1989 ET MOI et moi et moi - Michel Fleischmann : « Le retour à Prague nous a fait pleurer »

Michel Fleischmann, photo: Lagardère

Nouvel épisode de notre série sur 1989 avec Michel Fleischmann, né à Prague et installé avec sa famille en France où son père homme de lettres et diplomate, Ivo, a demandé l’asile après l’écrasement du Printemps de Prague. Aujourd’hui pressenti pour devenir le nouvel ambassadeur tchèque en France, après avoir longtemps représenté le groupe Lagardère en Tchéquie, Michel Fleischmann est rentré pour la première fois dans son pays natal en décembre 1989, avec à la main le micro de France Culture, la radio française qui l’employait à l’époque :

Michel Fleischmann,  photo: Lagardère

« J’ai embêté la rédaction de France Culture pour qu’elle m’envoie à Prague. Finalement on a trouvé une solution qui me plaisait bien. Ils m’y ont envoyé comme journaliste pour faire un reportage qu’on a appelé ‘Retour chez soi’ »

Alors ça c’est en décembre seulement. Vous souvenez-vous de l’endroit où vous étiez le 17 novembre 1989 ?
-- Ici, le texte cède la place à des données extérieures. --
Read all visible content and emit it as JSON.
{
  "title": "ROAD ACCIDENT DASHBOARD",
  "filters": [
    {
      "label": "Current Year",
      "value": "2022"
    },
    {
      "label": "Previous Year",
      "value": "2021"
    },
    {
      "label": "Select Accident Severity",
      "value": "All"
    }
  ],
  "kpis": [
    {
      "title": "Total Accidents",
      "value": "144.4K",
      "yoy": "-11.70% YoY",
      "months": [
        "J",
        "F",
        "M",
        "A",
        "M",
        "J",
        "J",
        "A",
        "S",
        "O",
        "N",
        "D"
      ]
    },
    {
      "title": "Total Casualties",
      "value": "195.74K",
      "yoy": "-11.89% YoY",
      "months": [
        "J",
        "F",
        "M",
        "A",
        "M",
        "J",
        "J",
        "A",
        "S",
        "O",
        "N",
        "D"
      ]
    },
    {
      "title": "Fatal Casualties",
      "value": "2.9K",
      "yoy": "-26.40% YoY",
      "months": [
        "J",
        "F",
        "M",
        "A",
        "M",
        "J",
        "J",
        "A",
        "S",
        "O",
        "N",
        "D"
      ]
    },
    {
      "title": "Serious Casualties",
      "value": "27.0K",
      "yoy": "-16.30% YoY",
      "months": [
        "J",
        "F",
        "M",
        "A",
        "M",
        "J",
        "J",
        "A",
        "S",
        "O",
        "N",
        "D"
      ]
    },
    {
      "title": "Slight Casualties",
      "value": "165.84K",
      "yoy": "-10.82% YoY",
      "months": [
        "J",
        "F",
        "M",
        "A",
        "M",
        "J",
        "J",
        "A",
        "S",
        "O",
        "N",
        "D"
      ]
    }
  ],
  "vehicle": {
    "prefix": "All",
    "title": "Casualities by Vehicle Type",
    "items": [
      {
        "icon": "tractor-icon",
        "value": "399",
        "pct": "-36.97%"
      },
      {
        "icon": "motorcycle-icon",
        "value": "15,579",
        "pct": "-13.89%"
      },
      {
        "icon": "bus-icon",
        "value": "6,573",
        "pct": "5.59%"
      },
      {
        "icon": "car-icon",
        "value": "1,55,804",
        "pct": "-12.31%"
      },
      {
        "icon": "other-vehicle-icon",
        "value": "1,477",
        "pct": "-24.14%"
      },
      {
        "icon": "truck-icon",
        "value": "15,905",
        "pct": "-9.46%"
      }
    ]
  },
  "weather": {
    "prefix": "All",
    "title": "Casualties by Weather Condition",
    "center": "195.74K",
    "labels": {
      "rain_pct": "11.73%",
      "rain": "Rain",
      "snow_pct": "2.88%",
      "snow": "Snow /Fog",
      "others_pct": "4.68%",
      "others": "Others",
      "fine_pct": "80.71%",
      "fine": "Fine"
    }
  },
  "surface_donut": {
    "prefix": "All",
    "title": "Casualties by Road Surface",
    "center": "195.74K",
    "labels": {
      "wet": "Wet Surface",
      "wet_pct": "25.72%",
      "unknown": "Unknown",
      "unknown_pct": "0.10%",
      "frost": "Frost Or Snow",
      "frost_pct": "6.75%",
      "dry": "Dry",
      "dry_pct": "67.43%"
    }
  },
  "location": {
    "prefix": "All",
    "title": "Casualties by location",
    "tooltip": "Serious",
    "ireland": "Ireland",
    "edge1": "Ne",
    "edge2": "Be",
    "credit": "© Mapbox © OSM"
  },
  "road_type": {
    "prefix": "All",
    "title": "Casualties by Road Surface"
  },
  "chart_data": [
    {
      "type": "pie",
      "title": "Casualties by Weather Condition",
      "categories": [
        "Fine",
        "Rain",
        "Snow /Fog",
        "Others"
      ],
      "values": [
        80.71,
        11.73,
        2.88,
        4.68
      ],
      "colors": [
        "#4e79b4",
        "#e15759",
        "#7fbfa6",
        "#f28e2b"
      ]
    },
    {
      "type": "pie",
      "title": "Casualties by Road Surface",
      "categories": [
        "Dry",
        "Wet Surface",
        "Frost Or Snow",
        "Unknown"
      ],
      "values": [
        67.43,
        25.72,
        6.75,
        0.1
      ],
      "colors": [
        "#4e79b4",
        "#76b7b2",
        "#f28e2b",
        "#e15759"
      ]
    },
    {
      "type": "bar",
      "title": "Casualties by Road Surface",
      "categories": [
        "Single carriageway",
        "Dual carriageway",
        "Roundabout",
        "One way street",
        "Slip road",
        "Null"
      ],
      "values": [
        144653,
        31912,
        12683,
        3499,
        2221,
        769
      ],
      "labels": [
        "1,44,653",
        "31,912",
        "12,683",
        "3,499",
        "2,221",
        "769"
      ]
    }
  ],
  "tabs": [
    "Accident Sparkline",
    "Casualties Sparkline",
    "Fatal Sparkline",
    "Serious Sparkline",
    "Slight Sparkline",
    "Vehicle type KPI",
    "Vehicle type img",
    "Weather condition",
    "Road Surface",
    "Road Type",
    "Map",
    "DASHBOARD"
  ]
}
« Je me souviens qu’on était avec mon frère Petr dans la rue et qu’on écoutait sur un petit transistor ce qui se passait. A l’époque on avait des petits transistors dans la main, pas des téléphones… On a appris les événements du 17 novembre, les manifestations d’après… Et on se disait ‘Enfin, il était temps !’. Je pense que c’était notre première réaction – on était impatient que ça s’effondre au niveau du parti communiste. Je m’en souviens très bien, on était à Paris du côté de la Place de la Nation. »

Quelle station de radio écoutiez-vous ?

« Je pense que c’était surtout France Inter, avec Europe 1 aussi de temps en temps. Immédiatement après, nous sommes allés à la maison de la radio et j’ai été un peu happé par les journalistes de Radio France pour commenter les événements. »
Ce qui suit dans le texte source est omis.